When the Reid brothers threw the R away on their 1987 debut album This Is The Story, to hear them proudly toting their Scottish burr was a minor revelation. Of course nearly two and a half decades later, generations of chippy provincial bands have made singing using received pronunciation about as fashionable as the deep fried Mars bar. Back then however - at the apex of Thatcherism - you need to understand that everybody was doing their best to sound American.

Stevie and The Moon These Old Traditions Album

Steve McCrorie is similarly unafraid to treat us to some of that (Relatively) old fashioned Caledonian phrasing. Together with Matt Evans, Darren Scobie and Ross Duncan - presumably the Moon - he's also clearly a disciple of that crop of earnest and emotionally strident acts of the late eighties such as The Silencers or Del Amitri.

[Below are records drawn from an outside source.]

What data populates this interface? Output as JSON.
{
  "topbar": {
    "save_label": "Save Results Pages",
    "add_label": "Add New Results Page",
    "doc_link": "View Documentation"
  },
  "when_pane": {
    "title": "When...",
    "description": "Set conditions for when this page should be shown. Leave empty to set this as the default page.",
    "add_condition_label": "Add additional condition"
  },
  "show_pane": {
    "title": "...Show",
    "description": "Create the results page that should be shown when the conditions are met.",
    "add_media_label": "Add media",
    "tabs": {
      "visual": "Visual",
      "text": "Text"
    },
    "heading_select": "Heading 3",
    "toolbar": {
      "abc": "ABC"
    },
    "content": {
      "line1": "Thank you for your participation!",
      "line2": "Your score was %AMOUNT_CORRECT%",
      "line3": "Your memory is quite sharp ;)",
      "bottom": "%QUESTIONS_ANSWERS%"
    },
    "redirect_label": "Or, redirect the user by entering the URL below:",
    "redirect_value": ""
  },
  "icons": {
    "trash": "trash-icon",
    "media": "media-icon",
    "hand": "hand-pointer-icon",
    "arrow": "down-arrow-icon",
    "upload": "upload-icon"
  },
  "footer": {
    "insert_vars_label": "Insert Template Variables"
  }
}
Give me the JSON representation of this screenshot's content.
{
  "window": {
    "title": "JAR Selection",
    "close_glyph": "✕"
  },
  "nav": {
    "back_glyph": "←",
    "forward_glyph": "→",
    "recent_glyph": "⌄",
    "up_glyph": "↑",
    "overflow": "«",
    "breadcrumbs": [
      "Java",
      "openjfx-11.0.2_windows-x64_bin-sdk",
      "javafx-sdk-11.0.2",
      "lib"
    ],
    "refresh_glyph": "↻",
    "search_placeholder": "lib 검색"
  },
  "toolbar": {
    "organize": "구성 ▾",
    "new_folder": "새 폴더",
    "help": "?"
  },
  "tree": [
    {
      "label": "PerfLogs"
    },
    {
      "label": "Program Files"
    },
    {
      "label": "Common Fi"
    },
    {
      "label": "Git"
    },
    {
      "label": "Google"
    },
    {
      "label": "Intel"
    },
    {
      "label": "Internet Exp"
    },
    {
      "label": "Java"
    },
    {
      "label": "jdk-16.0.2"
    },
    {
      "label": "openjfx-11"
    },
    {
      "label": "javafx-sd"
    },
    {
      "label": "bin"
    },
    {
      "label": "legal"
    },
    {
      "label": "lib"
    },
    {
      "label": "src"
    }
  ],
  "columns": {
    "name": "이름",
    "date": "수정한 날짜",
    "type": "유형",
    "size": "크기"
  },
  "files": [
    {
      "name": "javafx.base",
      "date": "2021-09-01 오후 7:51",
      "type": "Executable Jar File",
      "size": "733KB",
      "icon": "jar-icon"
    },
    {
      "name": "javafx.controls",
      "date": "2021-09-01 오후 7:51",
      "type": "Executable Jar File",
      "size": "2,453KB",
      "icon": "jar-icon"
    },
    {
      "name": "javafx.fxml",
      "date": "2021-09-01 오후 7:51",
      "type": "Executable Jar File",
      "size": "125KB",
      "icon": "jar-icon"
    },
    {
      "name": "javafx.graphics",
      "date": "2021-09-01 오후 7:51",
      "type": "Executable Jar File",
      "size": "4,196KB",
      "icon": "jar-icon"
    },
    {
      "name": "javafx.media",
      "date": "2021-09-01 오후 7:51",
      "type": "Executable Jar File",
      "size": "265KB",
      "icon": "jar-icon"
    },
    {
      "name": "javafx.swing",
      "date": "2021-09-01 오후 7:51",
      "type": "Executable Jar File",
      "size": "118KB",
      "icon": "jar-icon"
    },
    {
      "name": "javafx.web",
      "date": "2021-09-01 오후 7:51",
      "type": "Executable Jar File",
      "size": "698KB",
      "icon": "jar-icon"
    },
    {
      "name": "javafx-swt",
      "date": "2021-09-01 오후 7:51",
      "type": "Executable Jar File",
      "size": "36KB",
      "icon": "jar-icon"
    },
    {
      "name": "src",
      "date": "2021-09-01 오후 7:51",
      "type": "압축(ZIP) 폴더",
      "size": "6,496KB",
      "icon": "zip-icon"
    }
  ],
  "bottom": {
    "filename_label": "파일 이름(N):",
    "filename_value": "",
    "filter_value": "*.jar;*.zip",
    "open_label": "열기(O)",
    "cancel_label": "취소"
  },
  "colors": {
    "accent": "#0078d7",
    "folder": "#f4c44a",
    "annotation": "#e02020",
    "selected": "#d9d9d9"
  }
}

All of this makes navigating this debut EP (mini album) a little bit of a lesson in nostalgia. The almost title track Old Traditions has a lilting, quiet-loud feel, McCrorie hanging his dynamic voice around a song with genuine stadium rock aspirations. Add a little more finesse and there's ample proof he's also clearly a more than capable songwriter; the heartfelt We Take It Out constitutes an endangered species in these match.com times, the ballad, it's wistfulness echoing the doomed kitchen sink romances of fellow countrymen The Trashcan Sinatras.

As refreshing a break from the contemporary pop world of synth saturation as this is, we are however just one misplaced barre chord away from The Greatest Busking Album...Ever! As proof Born Again makes the avoidable mistake of confusing emotion for authenticity, one unfortunately repeated via the similarly misplaced eyeball-bulging commitment of Set This Fire. In fairness whilst neither could be considered essential, they're certainly no Belfast Child, but that's ultimately where the celtic-rock ride slammed to a halt last time around. McCrorie and co. should note that Bono was wise enough to get off long before that.